Statistics - Generalized Linear Models (GLM) - Extensions of the Linear Model

About

The Generalized Linear Model is an extension of the linear model that allows for lots of different, non-linear models to be tested in the context of regression.

GLM is the mathematical framework used in many statistical analyses such as:

multiple regression,
analysis of variance (for categorical predictors)
moderation,
and mediation.

GLM is a supervised algorithm with a classic statistical technique (Supports thousands of input variables, text and transactional data) used for:

Classification
and/or Regression

GLM implements:

logistic regression for classification of binary targets
and linear regression for continuous targets.

Confidence bounds are supported with a

GLM classification for prediction probabilities.
GLM regression for predictions.

Articles Related

Assumptions

The General Linear model has two main characteristics:

Linear: linear relationships between the predictors and the outcome measure.
Additive: the effects of each predictor are additive with one another

That doesn't mean that the GLM can't handle non-additive or non-linear effects.
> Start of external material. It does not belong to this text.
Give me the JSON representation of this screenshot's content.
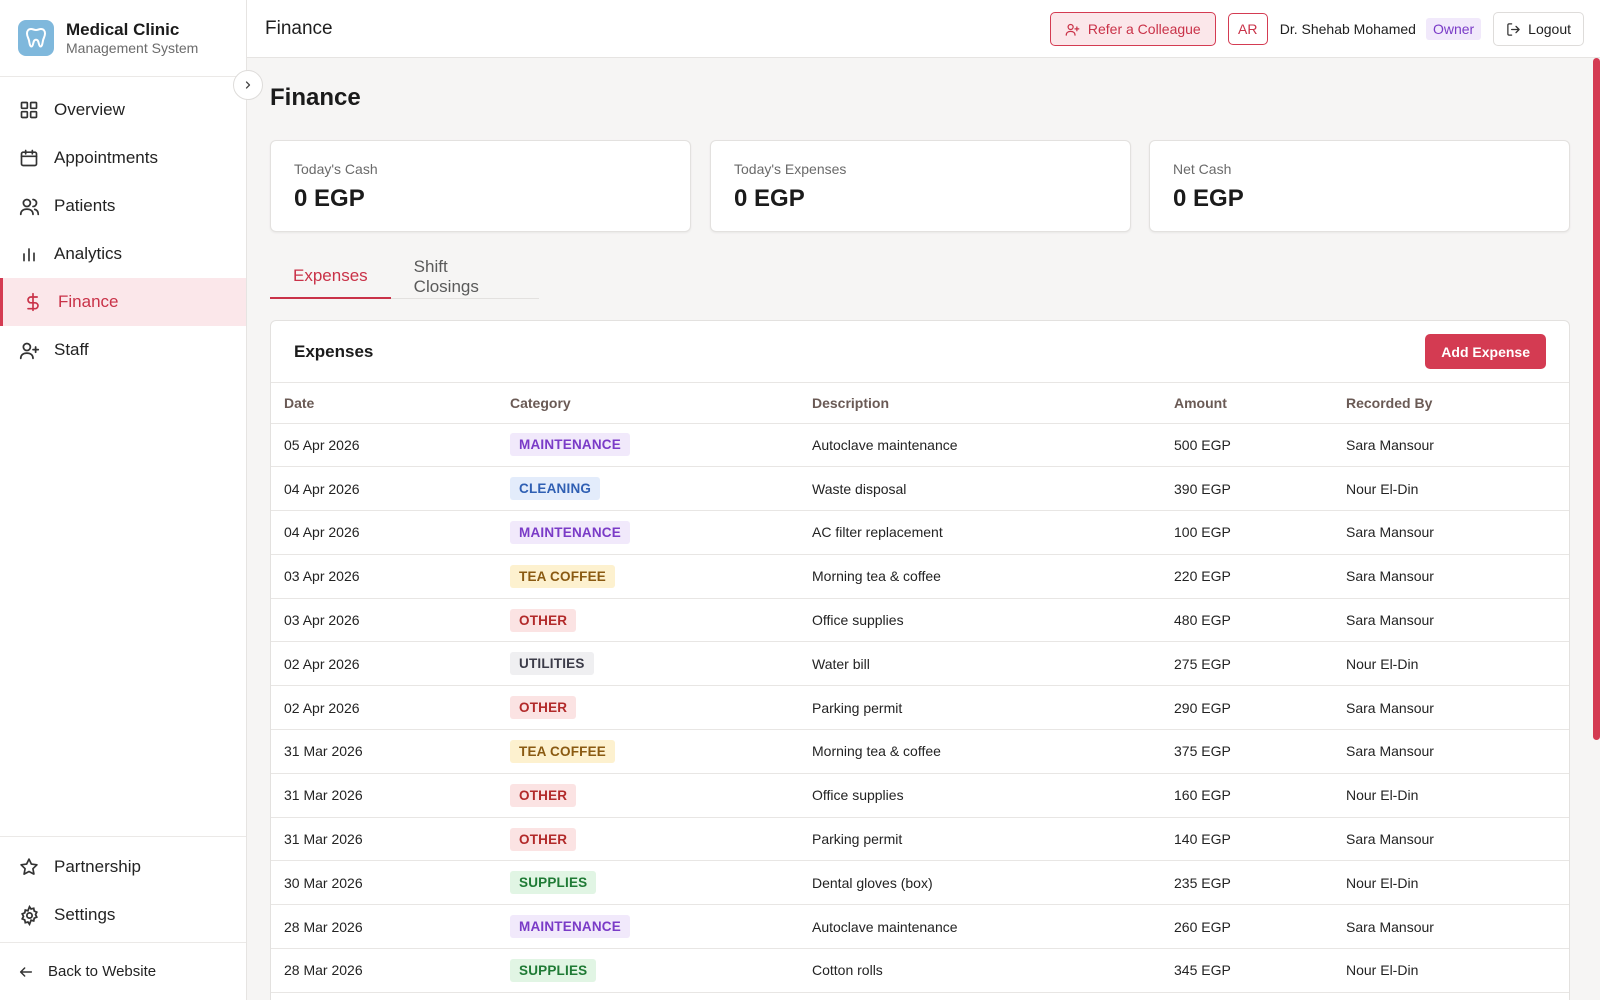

Removing the additive assumption:

interactions and
non-linearity

GLM can accommodate such non-additive or non-linear effects with:

Transformation of variables: in order to make them linear
Adding interaction terms or moderation terms: in order to do a moderation analysis and test for non-additive facts.

Methods

Methods that expand the scope of linear models and how they are fit:

Classification problems: logistic regression, support vector machines
Non-linearity: kernel smoothing, splines and generalized additive models; nearest neighbour methods.
Interactions: Tree-based methods, bagging, random forests and boosting (these also capture non-linearities)
Regularized fitting: Ridge regression and lasso. These have become very popular lately, especially when we have data sets where we have very large numbers of variables–so-called wide data sets, and even linear models are too rich for them, and so we need to use methods to control the variability.